In lieu of a trail mix today, I wanted to share a recent EP release by a Durham, North Carolina band, Hardworker.
I was nervous to start listening to something called The Awful Rowing, which I assume is a heavy nod to Anne Sexton‘s posthumously published, death-meditating The Awful Rowing Toward God, because I was having such a carefree morning. But, I said, this is my job. Surgeons face death all the time. Garbage collectors. Shamans. So, too, must online music review writers.
I pressed play.
The first track is a good roadmap for the album, showcasing singer/songwriter Sus Long’s range, themes, and poetry, but the real gems on the EP are “The Apathy Hymn” and “The Awful Rowing.” They are both straightforward tunes that do a good job making fine folk musicianship sound effortless. “The Apathy Hymn” proves to be only half-aptly named. You can sing along, hymn-like, before the song’s over, but the lyrics are anything but apathetic, which, in an era that has made an art of apathy, is oddly refreshing. Long repeats: “I don’t care to find the things that I lost” as if trying to convince herself of it, unable to see, until the end of the tune, that she’s had it all along.
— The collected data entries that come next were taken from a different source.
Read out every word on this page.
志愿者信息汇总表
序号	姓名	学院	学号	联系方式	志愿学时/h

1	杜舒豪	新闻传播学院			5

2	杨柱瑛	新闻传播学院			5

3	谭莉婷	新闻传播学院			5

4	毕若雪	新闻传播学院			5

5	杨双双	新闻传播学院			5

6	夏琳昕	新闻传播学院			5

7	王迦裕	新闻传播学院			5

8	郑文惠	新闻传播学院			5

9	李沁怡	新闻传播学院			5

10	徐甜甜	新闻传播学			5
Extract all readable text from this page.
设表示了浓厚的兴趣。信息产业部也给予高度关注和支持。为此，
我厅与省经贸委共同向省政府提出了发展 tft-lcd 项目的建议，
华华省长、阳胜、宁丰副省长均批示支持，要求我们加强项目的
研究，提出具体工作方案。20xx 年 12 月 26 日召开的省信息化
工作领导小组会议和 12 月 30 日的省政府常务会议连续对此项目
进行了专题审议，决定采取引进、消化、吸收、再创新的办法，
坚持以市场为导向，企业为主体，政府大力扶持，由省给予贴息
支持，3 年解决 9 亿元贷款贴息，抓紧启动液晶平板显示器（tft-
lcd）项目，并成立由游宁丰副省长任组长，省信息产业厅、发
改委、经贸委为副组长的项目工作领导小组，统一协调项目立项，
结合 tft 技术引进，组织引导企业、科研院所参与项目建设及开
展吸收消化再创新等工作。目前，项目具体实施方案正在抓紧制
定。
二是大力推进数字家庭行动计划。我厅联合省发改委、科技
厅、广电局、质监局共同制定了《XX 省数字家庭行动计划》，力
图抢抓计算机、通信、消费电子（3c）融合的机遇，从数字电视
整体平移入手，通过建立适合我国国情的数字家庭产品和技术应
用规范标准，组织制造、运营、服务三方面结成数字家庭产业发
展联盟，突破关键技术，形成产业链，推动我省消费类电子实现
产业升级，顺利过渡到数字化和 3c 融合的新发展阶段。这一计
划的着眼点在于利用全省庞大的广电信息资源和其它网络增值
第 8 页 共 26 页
I’m told the band was born out of backyard and basement post-party jams, and that comes through in the best way possible, especially in the last track. “The Awful Rowing” opens by showing the talent of the individual musicians in the group, but swells to give us what they can make together. The production is such that if I close my eyes and put a cold mason jar in my hand I can almost imagine that this group of friends is sitting right here on the deck with me, the cuffs of their jeans rolled up just so.
As I initially feared, the album addresses nothingness, death, and God head-on, but could it really be a blues-folk album if it didn’t? The Awful Rowing is joining a long tradition of meditating on the beyond through song, but not in a dusty way. In a way that invites both toe-tapping and contemplation, without irony, without hesitation, and without feeling alone. The hard work of Hardworker paid off.